The difference appeared to be due to the amount of weight that the patients lost rather than the specific approach they used. In other words, if the diet-and-exercise patients had managed to lose as much weight as the surgical patients, their diabetes may have been as well-controlled.
"This tells us that you need to lose substantial weight before you'll reverse the diabetes," Dixon said.
The findings are published in the Jan. 23 issue of the Journal of the American Medical Association.
So should diabetics rush to get gastric band operations? The cost could stop many of them.
The procedure costs an average of $18,000 in the United States, Dixon said. By contrast, diet and exercise are free.
"The problem is that it's hard to lose weight" by using traditional, non-surgical methods, Dixon said.

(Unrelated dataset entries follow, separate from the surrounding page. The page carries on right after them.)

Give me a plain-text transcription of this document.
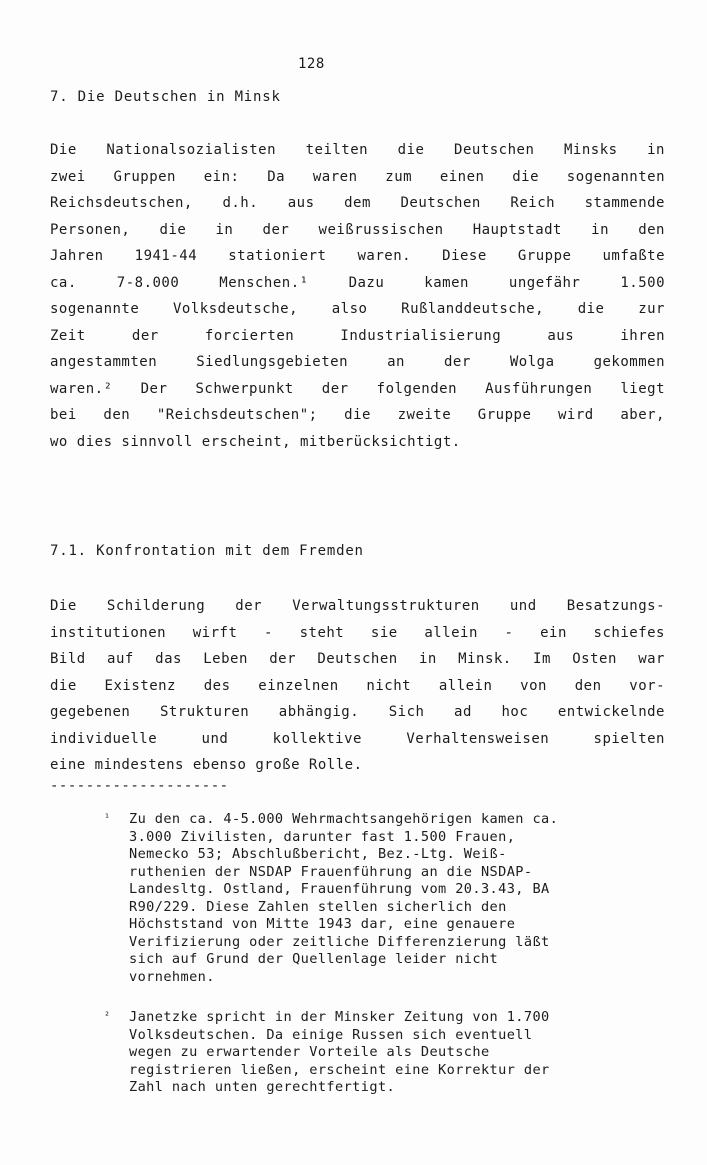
128
7. Die Deutschen in Minsk
Die Nationalsozialisten teilten die Deutschen Minsks in
zwei Gruppen ein: Da waren zum einen die sogenannten
Reichsdeutschen, d.h. aus dem Deutschen Reich stammende
Personen, die in der weißrussischen Hauptstadt in den
Jahren 1941-44 stationiert waren. Diese Gruppe umfaßte
ca. 7-8.000 Menschen.¹ Dazu kamen ungefähr 1.500
sogenannte Volksdeutsche, also Rußlanddeutsche, die zur
Zeit der forcierten Industrialisierung aus ihren
angestammten Siedlungsgebieten an der Wolga gekommen
waren.² Der Schwerpunkt der folgenden Ausführungen liegt
bei den "Reichsdeutschen"; die zweite Gruppe wird aber,
wo dies sinnvoll erscheint, mitberücksichtigt.
7.1. Konfrontation mit dem Fremden
Die Schilderung der Verwaltungsstrukturen und Besatzungs-
institutionen wirft - steht sie allein - ein schiefes
Bild auf das Leben der Deutschen in Minsk. Im Osten war
die Existenz des einzelnen nicht allein von den vor-
gegebenen Strukturen abhängig. Sich ad hoc entwickelnde
individuelle und kollektive Verhaltensweisen spielten
eine mindestens ebenso große Rolle.
--------------------
¹ Zu den ca. 4-5.000 Wehrmachtsangehörigen kamen ca.
3.000 Zivilisten, darunter fast 1.500 Frauen,
Nemecko 53; Abschlußbericht, Bez.-Ltg. Weiß-
ruthenien der NSDAP Frauenführung an die NSDAP-
Landesltg. Ostland, Frauenführung vom 20.3.43, BA
R90/229. Diese Zahlen stellen sicherlich den
Höchststand von Mitte 1943 dar, eine genauere
Verifizierung oder zeitliche Differenzierung läßt
sich auf Grund der Quellenlage leider nicht
vornehmen.
² Janetzke spricht in der Minsker Zeitung von 1.700
Volksdeutschen. Da einige Russen sich eventuell
wegen zu erwartender Vorteile als Deutsche
registrieren ließen, erscheint eine Korrektur der
Zahl nach unten gerechtfertigt.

Dr. Alan Wittgrove, medical director of the bariatric program at Scripps Memorial Hospital in La Jolla, Calif., said the study provides "great information" that adds to research about other gastric weight-loss procedures.
"It's nice to have something in the literature that says the band works well for diabetes," he said, although he added that it's important to note that success rates vary depending on where the procedure is done.
And what of the argument that fat people should just eat less and visit the gym? In some cases, overweight people with diabetes "don't really have the opportunity to lose weight and be healthier, oftentimes because of the medication they're on," he said.